Minha prima perdeu o primeiro filho.
Ela sempre teve a vontade de montar uma família. Ela e o marido são advogados, adoram a profissão, um ao outro, e sempre quiseram uma família. Minha prima também sempre teve ovários policísticos. Muitas na família têm, mas o efeito mais grave caiu sobre quem tinha mais a perder no momento.
A trompa rompeu. Hemorragia interna. Cirurgia.
Colocando dessa maneira pode parecer um procedimento comum, e para alguns talvez seja, mas não é sempre assim. O trauma psicológico em cima disso é maior do que se espera. Ninguém falou sobre o assunto por muito tempo. Quem quebrou o silêncio foi minha prima.
Ano novo. Grávida de novo.
Eles esperaram dessa vez. A memória ainda era recente, não queriam arriscar contar antes da certeza. Mas comemoramos, claro. Era ano novo, e junto dele veio o verão, e junto do verão as pancadas de chuva, e junto da chuva os mosquitos. Normal, exceto que não. Porque minha prima estava grávida e ninguém sabia a consequência do vírus zika com certeza, e ninguém podia arriscar porque os sintomas nem sempre eram tão fortes, fáceis de confundir com outra coisa. Mesmo o foco da doença não sendo em São Paulo, mesmo morando em uma região com condições sanitárias e atendimento médico bom, mesmo não havendo certeza de quando na gestação o vírus afeta o feto, não há argumento sólido que acalme uma pessoa.

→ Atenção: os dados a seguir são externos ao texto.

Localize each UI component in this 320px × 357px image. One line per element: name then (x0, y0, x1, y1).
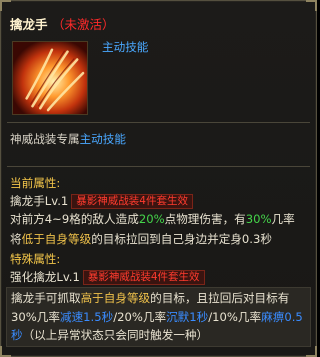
special-desc-line-3: 秒（以上异常状态只会同时触发一种） (11, 328, 209, 342)
paralyze-effect-unit: 秒 (11, 328, 23, 342)
skill-type-label: 主动技能 (102, 40, 149, 54)
skill-tooltip: 擒龙手 （未激活） 主动技能 神威战装专属主动技能 当前属性: 擒龙手Lv.1 … (0, 0, 317, 357)
current-desc-line-1: 对前方4~9格的敌人造成20%点物理伤害，有30%几率 (10, 212, 295, 226)
current-attributes-header: 当前属性: (10, 176, 61, 190)
frame-corner (0, 346, 11, 357)
dragon-claw-skill-icon (12, 41, 88, 115)
special-effect-box: 擒龙手可抓取高于自身等级的目标，且拉回后对目标有 30%几率减速1.5秒/20%… (6, 287, 311, 347)
damage-percent: 20% (138, 212, 165, 226)
special-level-row: 强化擒龙Lv.1 暴影神威战装4件套生效 (10, 270, 205, 285)
chance-text: 10%几率 (212, 310, 262, 324)
dragon-claw-icon (13, 42, 87, 114)
set-bonus-badge: 暴影神威战装4件套生效 (71, 194, 193, 209)
current-level: 擒龙手Lv.1 (10, 194, 69, 208)
desc-text: 的目标，且拉回后对目标有 (150, 291, 290, 305)
exclusive-extension-line: 神威战装专属主动技能 (10, 132, 126, 146)
special-level: 强化擒龙Lv.1 (10, 270, 80, 284)
chance-text: 30%几率 (11, 310, 60, 324)
silence-effect: 沉默1秒 (166, 310, 209, 324)
frame-corner (306, 0, 317, 11)
paralyze-effect: 麻痹0.5 (261, 310, 303, 324)
skill-name: 擒龙手 (10, 17, 48, 32)
current-level-row: 擒龙手Lv.1 暴影神威战装4件套生效 (10, 194, 193, 209)
level-condition: 高于自身等级 (80, 291, 151, 305)
desc-text: 对前方4~9格的敌人造成 (10, 212, 139, 226)
extension-type: 主动技能 (79, 132, 126, 146)
desc-text: 擒龙手可抓取 (11, 291, 81, 305)
special-desc-line-2: 30%几率减速1.5秒/20%几率沉默1秒/10%几率麻痹0.5 (11, 310, 303, 324)
desc-text: 几率 (271, 212, 295, 226)
level-condition: 低于自身等级 (21, 232, 92, 246)
desc-text: 将 (10, 232, 22, 246)
slow-effect: 减速1.5秒 (59, 310, 114, 324)
extension-prefix: 神威战装专属 (10, 132, 80, 146)
special-attributes-header: 特殊属性: (10, 252, 61, 266)
divider (7, 166, 310, 167)
desc-text: 的目标拉回到自己身边并定身0.3秒 (91, 232, 272, 246)
divider (7, 122, 310, 123)
chance-text: 20%几率 (117, 310, 167, 324)
set-bonus-badge: 暴影神威战装4件套生效 (82, 270, 205, 285)
current-desc-line-2: 将低于自身等级的目标拉回到自己身边并定身0.3秒 (10, 232, 272, 246)
frame-corner (0, 0, 11, 11)
special-desc-line-1: 擒龙手可抓取高于自身等级的目标，且拉回后对目标有 (11, 291, 290, 305)
desc-text: 点物理伤害，有 (164, 212, 246, 226)
chance-percent: 30% (245, 212, 272, 226)
desc-text: （以上异常状态只会同时触发一种） (22, 328, 209, 342)
frame-corner (306, 346, 317, 357)
skill-status: （未激活） (52, 17, 115, 32)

A família estava nervosa. Minha prima, no entanto, o olho do furacão. Calma, com certeza de que tudo daria certo.
Foram meses de evitar pessoas, não sair de casa, de ficar calma porém não confortável, que o vírus estava pronto, por aí. Mesmo que a zona rural de Campinas não fosse o lugar mais propício à propagação do vírus Zika; mesmo o código postal deles não sendo marcado na lista dos mais perigosos à vida; minha família nunca foi propensa a se acalmar, a regra de ‘todo cuidado é pouco’ sendo bem respeitada. Ainda assim, minha prima estava calma, certa de que tudo estava bem.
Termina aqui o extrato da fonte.